Among those speaking was Assistant Federal Public Defender Tim Watkins, who described Shukla as a figure capable of great temperament, intellect, and more.
“… thoughtfulness, and Deepika has that in spades,” he said. “As you know, Councilor Jacobs, and many people in this room, that federal prosecutors are given nuclear weapons by a Congress where by and large, they can call the tune about where somebody ends up at the end of the day. So much of the advocacy for my clients will be spent in begging, or trying to persuade somebody as to what the right thing to do in a case. Deepika was has always been a very good ear for that.
Also stopping by: retired first justice of the Springfield District Court in Massachusetts, the honorable John Payne.
“As a member of the judicial nominating commission, I had the opportunity to do the due diligence on this candidate,” Payne said. “And I want to tell you that nothing but extraordinary things were said about her, not only by her colleagues in the U.S. Attorney's Office, but also by people that knew her in other capacities.”
After some 90 minutes of testimony, the public hearing came to an end. Shukla declined an interview with WAMC, with a hope of speaking after Wednesday’s Governor’s Council interview.
With the nominee preparing for the next step in the nomination process, Jacobs, of North Adams, says the five recent superior court nominations are a step in the right direction.
Still, on the heels of her call for more nominees, Jacobs says there is plenty of work to be done still.

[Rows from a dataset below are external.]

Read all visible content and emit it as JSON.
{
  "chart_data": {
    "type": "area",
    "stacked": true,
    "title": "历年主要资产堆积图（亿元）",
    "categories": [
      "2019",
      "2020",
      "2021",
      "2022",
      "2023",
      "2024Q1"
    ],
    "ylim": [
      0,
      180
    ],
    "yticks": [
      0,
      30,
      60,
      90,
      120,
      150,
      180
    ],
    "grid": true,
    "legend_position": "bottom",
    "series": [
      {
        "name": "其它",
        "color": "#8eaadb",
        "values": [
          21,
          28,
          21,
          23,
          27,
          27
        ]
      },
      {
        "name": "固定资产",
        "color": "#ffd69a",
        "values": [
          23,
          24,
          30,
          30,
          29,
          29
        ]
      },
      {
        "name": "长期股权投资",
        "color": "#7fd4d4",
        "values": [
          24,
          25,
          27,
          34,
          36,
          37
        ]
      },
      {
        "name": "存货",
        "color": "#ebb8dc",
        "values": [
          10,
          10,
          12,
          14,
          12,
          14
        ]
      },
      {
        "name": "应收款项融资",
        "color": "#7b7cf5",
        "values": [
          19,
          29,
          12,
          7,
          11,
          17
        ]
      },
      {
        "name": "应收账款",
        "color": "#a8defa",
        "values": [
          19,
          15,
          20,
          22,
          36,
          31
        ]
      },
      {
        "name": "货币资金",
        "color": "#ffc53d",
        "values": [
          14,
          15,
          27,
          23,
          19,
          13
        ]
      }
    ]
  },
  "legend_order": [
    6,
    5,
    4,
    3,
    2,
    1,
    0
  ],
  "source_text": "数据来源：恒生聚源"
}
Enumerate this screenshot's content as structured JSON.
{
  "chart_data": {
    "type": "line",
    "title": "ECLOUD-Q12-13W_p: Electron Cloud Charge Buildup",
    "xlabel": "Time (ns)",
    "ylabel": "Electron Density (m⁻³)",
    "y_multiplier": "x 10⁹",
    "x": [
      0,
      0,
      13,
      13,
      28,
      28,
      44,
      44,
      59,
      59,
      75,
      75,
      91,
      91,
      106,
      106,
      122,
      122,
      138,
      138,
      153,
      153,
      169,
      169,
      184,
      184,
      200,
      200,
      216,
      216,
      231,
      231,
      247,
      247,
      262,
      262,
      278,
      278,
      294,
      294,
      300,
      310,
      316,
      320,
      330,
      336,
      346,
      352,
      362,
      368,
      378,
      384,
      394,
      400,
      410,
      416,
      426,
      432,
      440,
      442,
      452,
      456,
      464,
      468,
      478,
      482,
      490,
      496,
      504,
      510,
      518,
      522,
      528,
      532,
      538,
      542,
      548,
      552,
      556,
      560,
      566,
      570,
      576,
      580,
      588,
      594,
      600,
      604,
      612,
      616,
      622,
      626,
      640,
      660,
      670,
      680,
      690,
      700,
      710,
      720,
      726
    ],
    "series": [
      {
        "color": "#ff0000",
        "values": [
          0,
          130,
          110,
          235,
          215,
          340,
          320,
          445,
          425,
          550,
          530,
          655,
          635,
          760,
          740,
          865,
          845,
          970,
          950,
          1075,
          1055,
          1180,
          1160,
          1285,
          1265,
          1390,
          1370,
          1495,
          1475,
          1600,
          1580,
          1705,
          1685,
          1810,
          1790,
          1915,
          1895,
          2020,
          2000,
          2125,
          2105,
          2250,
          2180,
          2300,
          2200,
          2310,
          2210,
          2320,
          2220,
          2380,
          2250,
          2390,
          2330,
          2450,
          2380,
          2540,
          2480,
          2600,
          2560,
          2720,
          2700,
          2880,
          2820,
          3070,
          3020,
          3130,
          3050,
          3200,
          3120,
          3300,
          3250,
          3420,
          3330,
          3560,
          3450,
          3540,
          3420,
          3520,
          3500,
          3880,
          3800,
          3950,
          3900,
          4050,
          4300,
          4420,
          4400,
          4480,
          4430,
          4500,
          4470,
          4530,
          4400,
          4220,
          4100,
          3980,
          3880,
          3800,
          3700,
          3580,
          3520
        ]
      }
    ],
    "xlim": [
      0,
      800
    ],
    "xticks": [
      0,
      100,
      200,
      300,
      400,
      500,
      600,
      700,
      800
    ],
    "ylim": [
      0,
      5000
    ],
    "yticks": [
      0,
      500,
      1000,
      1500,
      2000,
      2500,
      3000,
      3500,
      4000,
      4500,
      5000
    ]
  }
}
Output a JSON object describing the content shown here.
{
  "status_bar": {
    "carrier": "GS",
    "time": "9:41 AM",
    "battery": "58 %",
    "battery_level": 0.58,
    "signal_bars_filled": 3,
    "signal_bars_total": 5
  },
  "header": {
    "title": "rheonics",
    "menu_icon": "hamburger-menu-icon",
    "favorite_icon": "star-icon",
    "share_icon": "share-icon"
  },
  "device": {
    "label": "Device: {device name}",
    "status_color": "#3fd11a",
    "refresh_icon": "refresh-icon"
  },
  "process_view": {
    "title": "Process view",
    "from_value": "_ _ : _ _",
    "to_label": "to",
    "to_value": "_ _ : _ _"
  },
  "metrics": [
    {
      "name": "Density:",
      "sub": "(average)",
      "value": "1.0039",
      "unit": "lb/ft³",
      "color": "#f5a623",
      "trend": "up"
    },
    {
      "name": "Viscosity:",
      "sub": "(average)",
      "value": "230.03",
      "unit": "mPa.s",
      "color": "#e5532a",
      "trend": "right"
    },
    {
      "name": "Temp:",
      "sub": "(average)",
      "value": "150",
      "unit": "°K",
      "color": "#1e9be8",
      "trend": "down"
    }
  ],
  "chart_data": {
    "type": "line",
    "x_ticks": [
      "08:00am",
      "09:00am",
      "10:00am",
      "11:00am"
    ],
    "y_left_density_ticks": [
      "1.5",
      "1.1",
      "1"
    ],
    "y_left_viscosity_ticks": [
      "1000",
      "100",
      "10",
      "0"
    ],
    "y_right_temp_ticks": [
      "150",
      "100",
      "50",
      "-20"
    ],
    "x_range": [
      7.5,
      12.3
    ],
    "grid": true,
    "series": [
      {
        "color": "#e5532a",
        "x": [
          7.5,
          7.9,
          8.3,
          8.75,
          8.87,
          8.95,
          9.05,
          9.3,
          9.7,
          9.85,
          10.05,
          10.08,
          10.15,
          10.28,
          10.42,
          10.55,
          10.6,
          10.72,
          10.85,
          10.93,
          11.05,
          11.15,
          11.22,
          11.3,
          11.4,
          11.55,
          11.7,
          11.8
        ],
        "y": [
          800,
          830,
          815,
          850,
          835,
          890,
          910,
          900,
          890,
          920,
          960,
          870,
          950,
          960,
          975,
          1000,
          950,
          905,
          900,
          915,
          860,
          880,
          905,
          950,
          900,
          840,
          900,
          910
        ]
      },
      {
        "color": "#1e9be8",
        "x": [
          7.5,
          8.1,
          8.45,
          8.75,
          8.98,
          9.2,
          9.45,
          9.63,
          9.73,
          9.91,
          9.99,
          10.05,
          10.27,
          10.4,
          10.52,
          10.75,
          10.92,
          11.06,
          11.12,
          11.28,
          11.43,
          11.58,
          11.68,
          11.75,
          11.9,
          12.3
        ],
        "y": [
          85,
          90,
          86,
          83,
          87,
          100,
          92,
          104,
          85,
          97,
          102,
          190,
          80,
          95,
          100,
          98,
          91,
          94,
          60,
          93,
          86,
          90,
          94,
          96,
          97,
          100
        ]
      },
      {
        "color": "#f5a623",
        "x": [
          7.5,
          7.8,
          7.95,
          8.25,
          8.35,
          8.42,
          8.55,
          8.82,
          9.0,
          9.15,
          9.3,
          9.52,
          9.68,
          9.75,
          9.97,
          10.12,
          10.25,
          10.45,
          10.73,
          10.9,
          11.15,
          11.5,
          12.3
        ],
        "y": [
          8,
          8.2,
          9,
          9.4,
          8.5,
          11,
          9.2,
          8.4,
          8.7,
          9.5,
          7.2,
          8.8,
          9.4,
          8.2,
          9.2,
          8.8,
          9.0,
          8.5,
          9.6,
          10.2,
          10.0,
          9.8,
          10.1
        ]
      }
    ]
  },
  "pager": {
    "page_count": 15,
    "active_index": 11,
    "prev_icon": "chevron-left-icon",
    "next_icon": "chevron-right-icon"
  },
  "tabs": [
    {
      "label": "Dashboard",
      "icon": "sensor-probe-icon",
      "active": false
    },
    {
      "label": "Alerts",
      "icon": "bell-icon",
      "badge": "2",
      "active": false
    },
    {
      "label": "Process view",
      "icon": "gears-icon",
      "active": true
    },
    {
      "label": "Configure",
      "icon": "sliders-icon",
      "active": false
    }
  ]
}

“There's still a lot of openings … and we need to have more nominees continue to come through,” she said. “I will say five goes a long way towards filling some of the gap that we have on Superior Court - there's still seven openings left, which is still significant - but I'm so happy that the governor did move on bringing nominees to council, and I'm especially happy that one of them is for Western Mass, and not just Western Mass, but this nominee in particular.
“I will say I think I think we're going to see the courts move a little more efficiently – there's still openings to fill,” she added.
According to Jacobs, Shukla is the fifth Western Mass nomination that Healey has made.